Moran mengatakan Indonesia telah berhasil melalui tahap transisi menuju negara demokrasi dan memiliki peran berpengaruh dalam pembentukan opini di tingkat regional dan dunia, termasuk ASEAN dan G20.

UE, yang beranggota 27 negara di kawasan Eropa, juga melakukan perubahan-perubahan berdasarkan Traktat Lisabon baik dalam tata kerja internal organisasi maupun struktur kebijakan luar negeri, katanya.

Sehubungan dengan perubahan-perubahan yang terjadi tersebut, pihak-pihak Indonesia dan UE menandatangani Perjanjian Kerja Sama dan Kemitraan (PCA) di Jakarta pada Senin.

Dalam perjanjian tersebut, keduanya bertekad untuk mengintensifkan kerja sama di berbagai bidang seperti perdagangan dan ekonomi, lingkungan hidup, kontra terorisme, senjata pemusnah massal, energi, ilmu pengetahuan dan teknologi, tata pemerintahan yang baik, perang terhadap kejahatan terorganisasi.

PCA akan memuluskan jalan bagi pembentukan struktur permanen, termasuk komisi bersama dan kelompok kerja.

Nilai perdagangan UE dan Indonesia pada tahun 2007 mencapai 20 miliar euro. Berdasarkan komitmen yang dibuat keduanya, UE juga memberikan bantuan untuk pendidikan, perdagangan, investasi, penegakan hukum dan selama periode 2007-2013.

"Kami berharap hubungan keduanya semakin intensif sehingga rintangan-rintangan dapat teratasi dan usaha-usaha bersama untuk mengurangi kemiskinan sesuai dengan `Millenium Development Goals` dapat dicapai," kata Moran.

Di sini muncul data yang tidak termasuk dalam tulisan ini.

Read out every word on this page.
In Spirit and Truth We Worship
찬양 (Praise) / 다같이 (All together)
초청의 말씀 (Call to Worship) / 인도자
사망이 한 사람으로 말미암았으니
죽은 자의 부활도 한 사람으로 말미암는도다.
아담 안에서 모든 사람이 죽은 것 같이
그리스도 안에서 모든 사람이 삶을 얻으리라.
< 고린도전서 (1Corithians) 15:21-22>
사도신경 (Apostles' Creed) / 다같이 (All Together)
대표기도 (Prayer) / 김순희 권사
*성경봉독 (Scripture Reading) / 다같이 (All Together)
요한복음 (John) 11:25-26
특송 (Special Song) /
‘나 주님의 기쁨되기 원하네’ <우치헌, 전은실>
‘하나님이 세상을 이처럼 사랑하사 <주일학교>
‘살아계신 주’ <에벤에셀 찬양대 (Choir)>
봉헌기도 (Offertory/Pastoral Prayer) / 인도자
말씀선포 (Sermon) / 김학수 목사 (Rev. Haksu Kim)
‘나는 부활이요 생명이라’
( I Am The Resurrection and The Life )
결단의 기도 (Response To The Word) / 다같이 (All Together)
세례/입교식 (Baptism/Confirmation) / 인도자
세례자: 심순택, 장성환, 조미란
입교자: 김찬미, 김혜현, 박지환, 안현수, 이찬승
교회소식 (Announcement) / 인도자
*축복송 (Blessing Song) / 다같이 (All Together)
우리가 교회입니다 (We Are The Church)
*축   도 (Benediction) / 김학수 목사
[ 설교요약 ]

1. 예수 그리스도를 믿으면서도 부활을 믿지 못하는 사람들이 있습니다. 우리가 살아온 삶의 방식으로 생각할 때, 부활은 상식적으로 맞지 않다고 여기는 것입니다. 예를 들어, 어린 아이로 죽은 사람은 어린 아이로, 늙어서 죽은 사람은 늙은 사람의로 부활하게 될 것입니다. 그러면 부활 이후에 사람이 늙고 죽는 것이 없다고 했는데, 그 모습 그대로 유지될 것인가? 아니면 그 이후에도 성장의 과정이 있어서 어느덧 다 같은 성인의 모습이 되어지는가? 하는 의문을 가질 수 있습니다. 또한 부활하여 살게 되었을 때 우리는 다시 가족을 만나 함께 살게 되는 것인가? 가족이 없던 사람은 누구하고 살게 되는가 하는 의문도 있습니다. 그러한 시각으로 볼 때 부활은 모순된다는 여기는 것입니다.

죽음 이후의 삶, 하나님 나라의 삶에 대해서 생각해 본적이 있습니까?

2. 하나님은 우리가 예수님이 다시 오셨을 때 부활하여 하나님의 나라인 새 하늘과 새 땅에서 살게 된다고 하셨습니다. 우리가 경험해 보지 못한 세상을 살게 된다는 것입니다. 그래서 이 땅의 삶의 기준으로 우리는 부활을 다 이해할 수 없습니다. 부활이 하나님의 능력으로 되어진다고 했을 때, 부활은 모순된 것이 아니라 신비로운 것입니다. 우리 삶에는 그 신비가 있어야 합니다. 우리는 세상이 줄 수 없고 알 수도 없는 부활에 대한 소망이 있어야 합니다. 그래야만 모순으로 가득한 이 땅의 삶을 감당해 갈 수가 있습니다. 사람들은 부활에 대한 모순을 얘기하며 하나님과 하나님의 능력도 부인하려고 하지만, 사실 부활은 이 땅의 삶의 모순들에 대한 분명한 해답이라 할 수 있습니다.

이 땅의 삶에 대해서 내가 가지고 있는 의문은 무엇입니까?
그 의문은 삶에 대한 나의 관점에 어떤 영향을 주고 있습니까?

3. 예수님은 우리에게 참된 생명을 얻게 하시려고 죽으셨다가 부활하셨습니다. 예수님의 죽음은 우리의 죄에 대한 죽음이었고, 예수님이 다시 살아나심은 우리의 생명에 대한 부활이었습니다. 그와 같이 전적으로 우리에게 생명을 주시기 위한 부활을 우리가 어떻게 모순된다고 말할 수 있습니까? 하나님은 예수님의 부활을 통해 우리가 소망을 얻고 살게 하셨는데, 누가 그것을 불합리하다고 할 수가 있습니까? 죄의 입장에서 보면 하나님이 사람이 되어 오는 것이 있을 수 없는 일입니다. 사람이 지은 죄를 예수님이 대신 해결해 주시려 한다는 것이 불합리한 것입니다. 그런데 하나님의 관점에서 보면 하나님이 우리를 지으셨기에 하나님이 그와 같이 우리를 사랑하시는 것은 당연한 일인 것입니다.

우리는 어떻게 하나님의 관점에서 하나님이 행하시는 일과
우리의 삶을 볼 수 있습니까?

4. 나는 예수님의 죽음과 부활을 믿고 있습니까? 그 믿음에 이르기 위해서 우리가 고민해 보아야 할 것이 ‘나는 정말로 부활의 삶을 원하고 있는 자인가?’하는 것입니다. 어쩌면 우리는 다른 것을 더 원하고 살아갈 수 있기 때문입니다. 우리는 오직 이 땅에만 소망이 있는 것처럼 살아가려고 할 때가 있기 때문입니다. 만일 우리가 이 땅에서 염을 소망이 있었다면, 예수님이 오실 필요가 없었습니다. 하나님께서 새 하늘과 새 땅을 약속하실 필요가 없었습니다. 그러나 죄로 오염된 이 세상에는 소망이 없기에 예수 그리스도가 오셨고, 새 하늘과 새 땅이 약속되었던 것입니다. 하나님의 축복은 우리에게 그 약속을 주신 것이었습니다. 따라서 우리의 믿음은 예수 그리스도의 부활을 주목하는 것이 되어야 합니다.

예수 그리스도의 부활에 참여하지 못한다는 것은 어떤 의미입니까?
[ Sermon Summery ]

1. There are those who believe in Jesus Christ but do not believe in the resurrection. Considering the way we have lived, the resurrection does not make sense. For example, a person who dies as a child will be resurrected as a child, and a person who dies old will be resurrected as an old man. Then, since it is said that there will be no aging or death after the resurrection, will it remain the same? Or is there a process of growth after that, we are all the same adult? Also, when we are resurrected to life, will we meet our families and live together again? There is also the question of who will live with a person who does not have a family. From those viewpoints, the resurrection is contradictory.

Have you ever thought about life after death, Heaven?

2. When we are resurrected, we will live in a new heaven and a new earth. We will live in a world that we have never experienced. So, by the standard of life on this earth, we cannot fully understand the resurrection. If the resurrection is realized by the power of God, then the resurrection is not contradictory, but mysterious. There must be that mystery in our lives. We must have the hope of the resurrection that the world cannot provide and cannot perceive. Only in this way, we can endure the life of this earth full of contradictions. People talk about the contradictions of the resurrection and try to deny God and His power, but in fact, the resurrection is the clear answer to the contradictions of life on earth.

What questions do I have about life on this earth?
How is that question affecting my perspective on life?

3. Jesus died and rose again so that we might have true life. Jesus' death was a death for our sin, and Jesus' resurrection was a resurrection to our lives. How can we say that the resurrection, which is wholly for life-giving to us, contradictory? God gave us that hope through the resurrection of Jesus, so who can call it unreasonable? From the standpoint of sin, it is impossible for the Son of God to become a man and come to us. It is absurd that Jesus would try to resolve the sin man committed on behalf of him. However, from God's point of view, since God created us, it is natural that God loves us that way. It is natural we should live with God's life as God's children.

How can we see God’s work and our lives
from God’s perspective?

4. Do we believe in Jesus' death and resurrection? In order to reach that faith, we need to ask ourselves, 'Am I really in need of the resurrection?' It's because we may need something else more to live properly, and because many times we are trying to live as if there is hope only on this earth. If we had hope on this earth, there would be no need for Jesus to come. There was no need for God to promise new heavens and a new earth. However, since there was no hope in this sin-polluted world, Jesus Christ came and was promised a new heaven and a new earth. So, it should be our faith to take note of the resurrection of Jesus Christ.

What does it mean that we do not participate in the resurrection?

Direktur Eksekutif Pusat Kajian Internasional dan Strategis (CSIS) Dr. Rizal Sukma menyampaikan makalahnya tentang tantangan dan peluang Indonesia dan UE untuk kerjasama multilateral di Asia.

Rizal mengatakan Indonesia dan UE yang menjalin kerja sama dalam kerangka bilateral, regional dan multilateral memiliki banyak kesamaan nilai, dan tak ada rintangan bagi keduanya untuk meningkatkan kerja sama yang lebih erat.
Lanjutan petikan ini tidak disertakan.